Люди, познавшие горе и исстрадавшиеся в несчастьях, слушали старца, затаив дыхание. Молча слушал и князь Лазарь. Страшная истина о Марицкой битве раскрылась ему.
— Тогда разгневался Бог на христиан, и, когда подвигнул деспот Углеша всех сербских и греческих воев и брата своего Вукашина-короля и иных великашей и пошли они в Македонию на изгнание турок-османов, не судилось им, ибо гневу Божьему никто не силен супротив стать. Турок не только не изгнали, но и сами от них убиенны были и кости их там полегли и непогребенные пребывают. И многое множество от острия меча умерших, а иные в пленение отведены были, некие же из них в бега подались. И такие нужда и злоумышления облили все города и державы наши, о каких уши не слышали и глаза не видели. По убиении же мужа сего храброго, деспота Углеши, рассыпались измаильтяне и полетели по всей земле, яко птицы по воздуху, и иных христиан мечом закололи, иных же в пленение отвели, а оставшихся смерть лютая скосила. Кого же смерть пощадила, голодом погублены были. И лишилась земля всех благ своих: и людей, и скота, и иных плодов. И нету боле князя, ни вождя, ни наставника в людях, ни избавляющего, ни спасающего, но все исполнились страха, и сердца храбрые доблестных мужей в жен слабейшие сердца переселились. В то же время и племени господ сербских конец пришел. И воистину живые позавидуют ранее умершим!

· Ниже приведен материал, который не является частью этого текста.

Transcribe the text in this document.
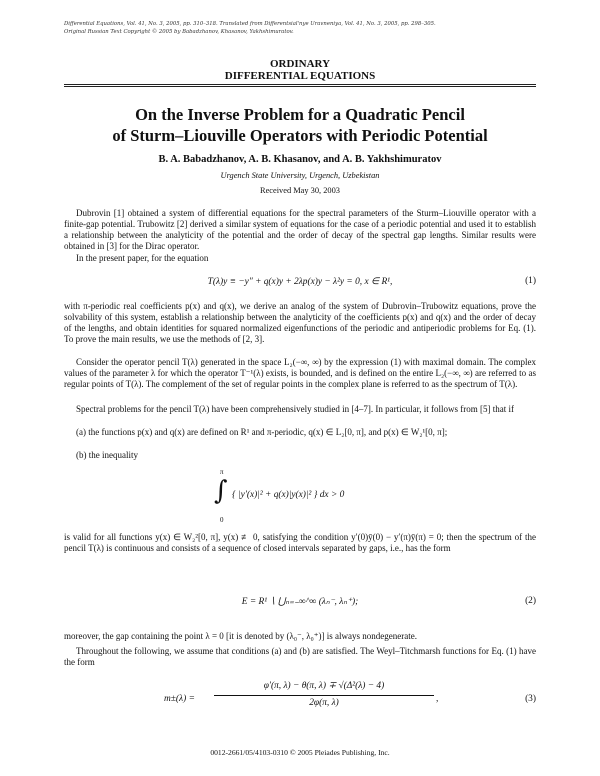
Differential Equations, Vol. 41, No. 3, 2005, pp. 310–318. Translated from Differentsial'nye Uravneniya, Vol. 41, No. 3, 2005, pp. 298–305.
Original Russian Text Copyright © 2005 by Babadzhanov, Khasanov, Yakhshimuratov.
ORDINARY
DIFFERENTIAL EQUATIONS
On the Inverse Problem for a Quadratic Pencil
of Sturm–Liouville Operators with Periodic Potential
B. A. Babadzhanov, A. B. Khasanov, and A. B. Yakhshimuratov
Urgench State University, Urgench, Uzbekistan
Received May 30, 2003

Dubrovin [1] obtained a system of differential equations for the spectral parameters of the Sturm–Liouville operator with a finite-gap potential. Trubowitz [2] derived a similar system of equations for the case of a periodic potential and used it to establish a relationship between the analyticity of the potential and the order of decay of the spectral gap lengths. Similar results were obtained in [3] for the Dirac operator.

In the present paper, for the equation

T(λ)y ≡ −y″ + q(x)y + 2λp(x)y − λ²y = 0, x ∈ R¹,	(1)

with π-periodic real coefficients p(x) and q(x), we derive an analog of the system of Dubrovin–Trubowitz equations, prove the solvability of this system, establish a relationship between the analyticity of the coefficients p(x) and q(x) and the order of decay of the lengths, and obtain identities for squared normalized eigenfunctions of the periodic and antiperiodic problems for Eq. (1). To prove the main results, we use the methods of [2, 3].

Consider the operator pencil T(λ) generated in the space L₂(−∞, ∞) by the expression (1) with maximal domain. The complex values of the parameter λ for which the operator T⁻¹(λ) exists, is bounded, and is defined on the entire L₂(−∞, ∞) are referred to as regular points of T(λ). The complement of the set of regular points in the complex plane is referred to as the spectrum of T(λ).

Spectral problems for the pencil T(λ) have been comprehensively studied in [4–7]. In particular, it follows from [5] that if

(a) the functions p(x) and q(x) are defined on R¹ and π-periodic, q(x) ∈ L₂[0, π], and p(x) ∈ W₂¹[0, π];

(b) the inequality

π
∫
0
{ |y′(x)|² + q(x)|y(x)|² } dx > 0

is valid for all functions y(x) ∈ W₂²[0, π], y(x) ≢ 0, satisfying the condition y′(0)ȳ(0) − y′(π)ȳ(π) = 0; then the spectrum of the pencil T(λ) is continuous and consists of a sequence of closed intervals separated by gaps, i.e., has the form

E = R¹ ∖ ⋃ₙ₌₋∞^∞ (λₙ⁻, λₙ⁺);	(2)

moreover, the gap containing the point λ = 0 [it is denoted by (λ₀⁻, λ₀⁺)] is always nondegenerate.

Throughout the following, we assume that conditions (a) and (b) are satisfied. The Weyl–Titchmarsh functions for Eq. (1) have the form

m±(λ) =
φ′(π, λ) − θ(π, λ) ∓ √(Δ²(λ) − 4)
2φ(π, λ)	,	(3)
0012-2661/05/4103-0310 © 2005 Pleiades Publishing, Inc.
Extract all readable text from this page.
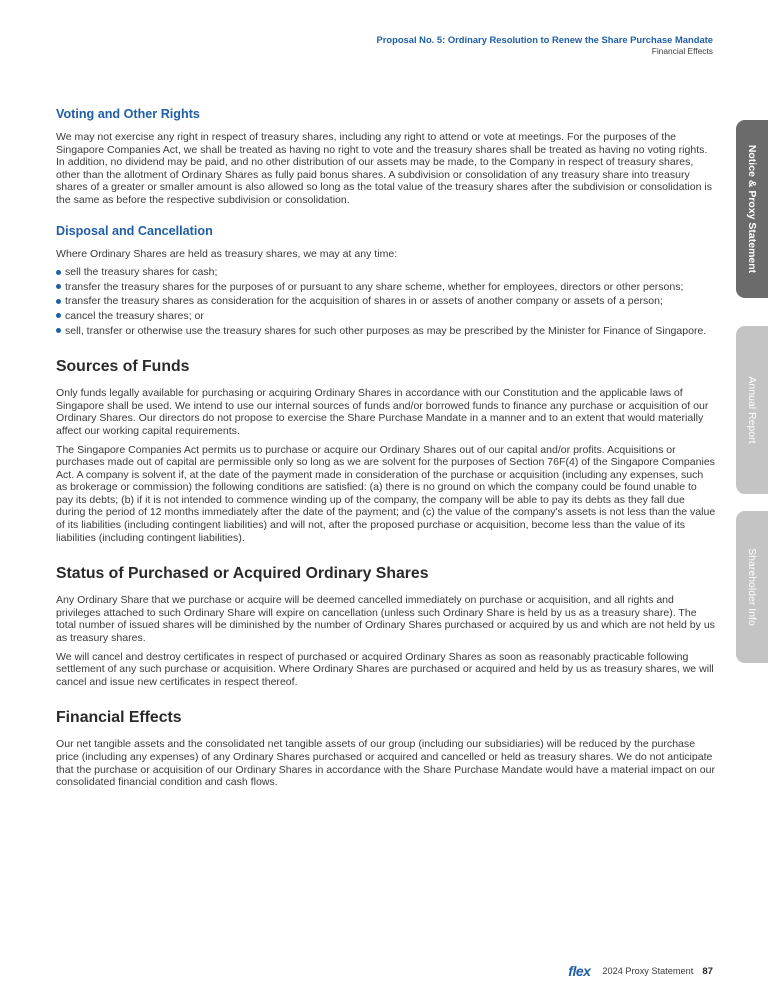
Proposal No. 5: Ordinary Resolution to Renew the Share Purchase Mandate
Financial Effects
Voting and Other Rights

We may not exercise any right in respect of treasury shares, including any right to attend or vote at meetings. For the purposes of the Singapore Companies Act, we shall be treated as having no right to vote and the treasury shares shall be treated as having no voting rights. In addition, no dividend may be paid, and no other distribution of our assets may be made, to the Company in respect of treasury shares, other than the allotment of Ordinary Shares as fully paid bonus shares. A subdivision or consolidation of any treasury share into treasury shares of a greater or smaller amount is also allowed so long as the total value of the treasury shares after the subdivision or consolidation is the same as before the respective subdivision or consolidation.

Disposal and Cancellation

Where Ordinary Shares are held as treasury shares, we may at any time:

sell the treasury shares for cash;
transfer the treasury shares for the purposes of or pursuant to any share scheme, whether for employees, directors or other persons;
transfer the treasury shares as consideration for the acquisition of shares in or assets of another company or assets of a person;
cancel the treasury shares; or
sell, transfer or otherwise use the treasury shares for such other purposes as may be prescribed by the Minister for Finance of Singapore.
Sources of Funds

Only funds legally available for purchasing or acquiring Ordinary Shares in accordance with our Constitution and the applicable laws of Singapore shall be used. We intend to use our internal sources of funds and/or borrowed funds to finance any purchase or acquisition of our Ordinary Shares. Our directors do not propose to exercise the Share Purchase Mandate in a manner and to an extent that would materially affect our working capital requirements.

The Singapore Companies Act permits us to purchase or acquire our Ordinary Shares out of our capital and/or profits. Acquisitions or purchases made out of capital are permissible only so long as we are solvent for the purposes of Section 76F(4) of the Singapore Companies Act. A company is solvent if, at the date of the payment made in consideration of the purchase or acquisition (including any expenses, such as brokerage or commission) the following conditions are satisfied: (a) there is no ground on which the company could be found unable to pay its debts; (b) if it is not intended to commence winding up of the company, the company will be able to pay its debts as they fall due during the period of 12 months immediately after the date of the payment; and (c) the value of the company's assets is not less than the value of its liabilities (including contingent liabilities) and will not, after the proposed purchase or acquisition, become less than the value of its liabilities (including contingent liabilities).

Status of Purchased or Acquired Ordinary Shares

Any Ordinary Share that we purchase or acquire will be deemed cancelled immediately on purchase or acquisition, and all rights and privileges attached to such Ordinary Share will expire on cancellation (unless such Ordinary Share is held by us as a treasury share). The total number of issued shares will be diminished by the number of Ordinary Shares purchased or acquired by us and which are not held by us as treasury shares.

We will cancel and destroy certificates in respect of purchased or acquired Ordinary Shares as soon as reasonably practicable following settlement of any such purchase or acquisition. Where Ordinary Shares are purchased or acquired and held by us as treasury shares, we will cancel and issue new certificates in respect thereof.

Financial Effects

Our net tangible assets and the consolidated net tangible assets of our group (including our subsidiaries) will be reduced by the purchase price (including any expenses) of any Ordinary Shares purchased or acquired and cancelled or held as treasury shares. We do not anticipate that the purchase or acquisition of our Ordinary Shares in accordance with the Share Purchase Mandate would have a material impact on our consolidated financial condition and cash flows.

Notice & Proxy Statement
Annual Report
Shareholder Info
flex 2024 Proxy Statement 87
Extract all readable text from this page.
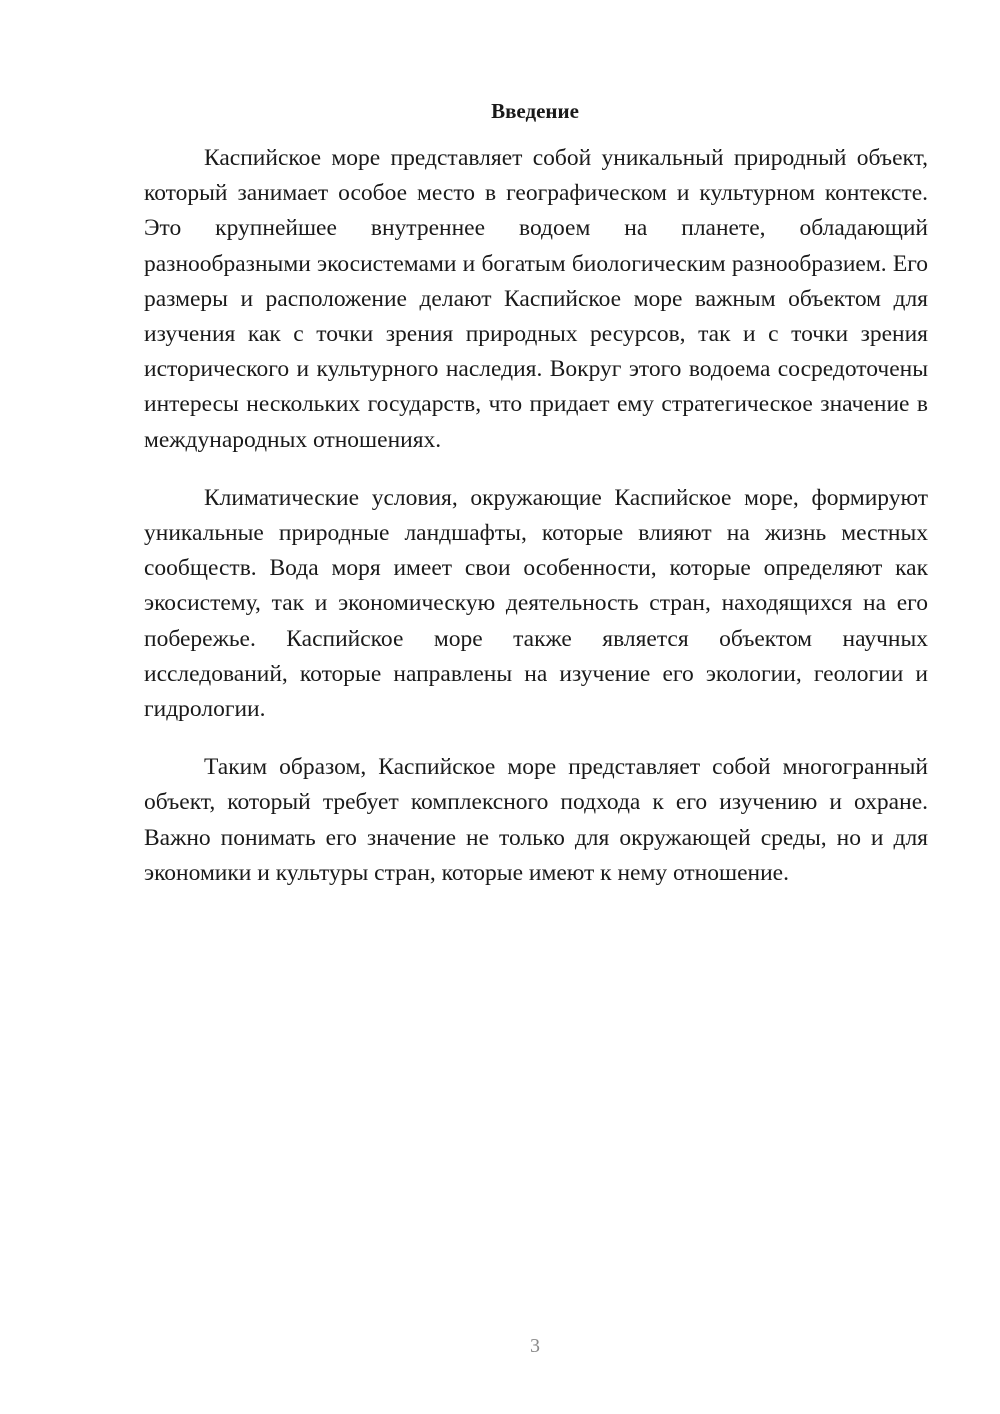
Введение

Каспийское море представляет собой уникальный природный объект, который занимает особое место в географическом и культурном контексте. Это крупнейшее внутреннее водоем на планете, обладающий разнообразными экосистемами и богатым биологическим разнообразием. Его размеры и расположение делают Каспийское море важным объектом для изучения как с точки зрения природных ресурсов, так и с точки зрения исторического и культурного наследия. Вокруг этого водоема сосредоточены интересы нескольких государств, что придает ему стратегическое значение в международных отношениях.

Климатические условия, окружающие Каспийское море, формируют уникальные природные ландшафты, которые влияют на жизнь местных сообществ. Вода моря имеет свои особенности, которые определяют как экосистему, так и экономическую деятельность стран, находящихся на его побережье. Каспийское море также является объектом научных исследований, которые направлены на изучение его экологии, геологии и гидрологии.

Таким образом, Каспийское море представляет собой многогранный объект, который требует комплексного подхода к его изучению и охране. Важно понимать его значение не только для окружающей среды, но и для экономики и культуры стран, которые имеют к нему отношение.

3
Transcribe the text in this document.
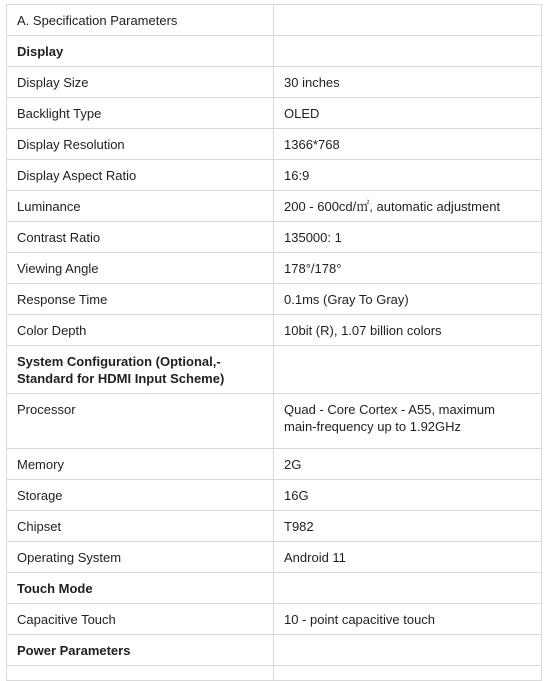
A. Specification Parameters	
Display	
Display Size	30 inches
Backlight Type	OLED
Display Resolution	1366*768
Display Aspect Ratio	16:9
Luminance	200 - 600cd/㎡, automatic adjustment
Contrast Ratio	135000: 1
Viewing Angle	178°/178°
Response Time	0.1ms (Gray To Gray)
Color Depth	10bit (R), 1.07 billion colors
System Configuration (Optional,-Standard for HDMI Input Scheme)	
Processor	Quad - Core Cortex - A55, maximum main-frequency up to 1.92GHz
Memory	2G
Storage	16G
Chipset	T982
Operating System	Android 11
Touch Mode	
Capacitive Touch	10 - point capacitive touch
Power Parameters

При этих словах князь Лазарь встрепенулся, поднял коня на дыбы. Толпа вздрогнула и поворотилась лицом к господину своему.
— Ты не прав, старец! — мощный голос князя прорезал тишину. — Не умерло еще племя господ сербских. Есть еще сердца храбрые, и будет вождь у народа сербского. Запомни, старец, имя князя Лазаря Хребеляновича, сына Душанова логофета Прибаца!
Старик низко склонил голову над гуслями, не то от усталости, не то от горя и скорби. Длинные жилистые пальцы его мягко лежали на струнах. Несколько минут царило молчание, а затем старик поднял свои ясные, голубые, как безоблачное небо, очи и грустно обвел всех слушавших его — молодых и старых, мужчин и женщин, бедных и богатых — и громко, печально вздохнул.